I know the symptoms are awful, the things that everyone goes through daily with a glitchy nervous system can be exhausting. But so many of you amazing people still have so much positivity in your mindset, and it's beautiful. So let's talk about it.
I'll start with an experience I had today at work. A previous colleague returned to our company, and when he left we were friends and I was only experiencing some symptoms, not sharing with people around me, and not looking for answers. He sees me today with my trusty cane and I have to decide what to do. What path do I take?

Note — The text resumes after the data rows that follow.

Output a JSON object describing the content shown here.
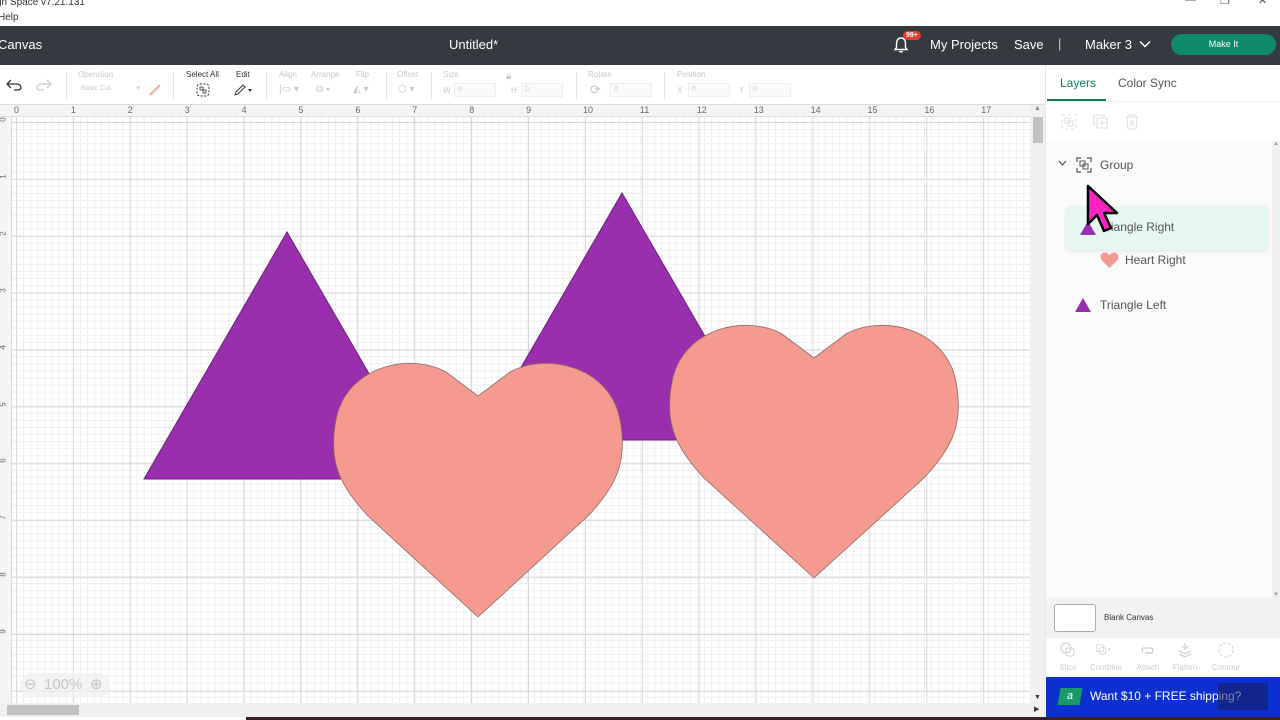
{
  "window": {
    "app_title": "gn Space  v7.21.131",
    "menu_help": "Help",
    "controls": [
      "minimize",
      "restore",
      "close"
    ]
  },
  "header": {
    "breadcrumb": "Canvas",
    "doc_title": "Untitled*",
    "notification_badge": "99+",
    "my_projects": "My Projects",
    "save": "Save",
    "separator": "|",
    "machine": "Maker 3",
    "make_it": "Make It",
    "colors": {
      "bar": "#343a40",
      "make_it": "#0e8a6a",
      "badge": "#e53d2e"
    }
  },
  "toolbar": {
    "operation_label": "Operation",
    "operation_value": "Basic Cut",
    "select_all": "Select All",
    "edit": "Edit",
    "align": "Align",
    "arrange": "Arrange",
    "flip": "Flip",
    "offset": "Offset",
    "size": "Size",
    "w_label": "W",
    "w_value": "0",
    "h_label": "H",
    "h_value": "0",
    "rotate": "Rotate",
    "rotate_value": "0",
    "position": "Position",
    "x_label": "X",
    "x_value": "0",
    "y_label": "Y",
    "y_value": "0"
  },
  "rulers": {
    "horizontal": [
      "0",
      "1",
      "2",
      "3",
      "4",
      "5",
      "6",
      "7",
      "8",
      "9",
      "10",
      "11",
      "12",
      "13",
      "14",
      "15",
      "16",
      "17"
    ],
    "vertical": [
      "0",
      "1",
      "2",
      "3",
      "4",
      "5",
      "6",
      "7",
      "8",
      "9"
    ]
  },
  "canvas": {
    "zoom": "100%",
    "shapes": [
      {
        "name": "Triangle Left",
        "type": "triangle",
        "color": "#9a2fae"
      },
      {
        "name": "Triangle Right",
        "type": "triangle",
        "color": "#9a2fae"
      },
      {
        "name": "Heart Left",
        "type": "heart",
        "color": "#f49a8f"
      },
      {
        "name": "Heart Right",
        "type": "heart",
        "color": "#f49a8f"
      }
    ]
  },
  "layers_panel": {
    "tabs": [
      {
        "label": "Layers",
        "active": true
      },
      {
        "label": "Color Sync",
        "active": false
      }
    ],
    "group_label": "Group",
    "items": [
      {
        "label": "Triangle Right",
        "icon": "triangle-icon",
        "selected": true
      },
      {
        "label": "Heart Right",
        "icon": "heart-icon",
        "selected": false
      },
      {
        "label": "Triangle Left",
        "icon": "triangle-icon",
        "selected": false
      }
    ],
    "blank_canvas": "Blank Canvas",
    "bottom_tools": [
      "Slice",
      "Combine",
      "Attach",
      "Flatten",
      "Contour"
    ],
    "accent": "#0e7a5f"
  },
  "promo": {
    "logo": "a",
    "message": "Want $10 + FREE shipping?"
  }
}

How much am I willing to share with this friend who doesn't know?
I still don't know what I'm going to eventually say, just said today that my legs were wonky and then asked about his puppy.
I'm okay with my truth, I've accepted that it's not going away even as I continue on the search for answers. But my truth tends to cause some feelings in people who care about me, and I don't want that. I want for them to still have the happy positive energy that I love them for. It's a constant navigation, and taking into account individual personalities. I try to always stay true to myself, acknowledge my emotions and actions, but still respect the individuals around me and continue to be a positive light for them.
I would love to hear stories, both of success and not so successful. Stories of internal thoughts to reframe or redirect. Stories of recognizing that you are a warrior. All of it.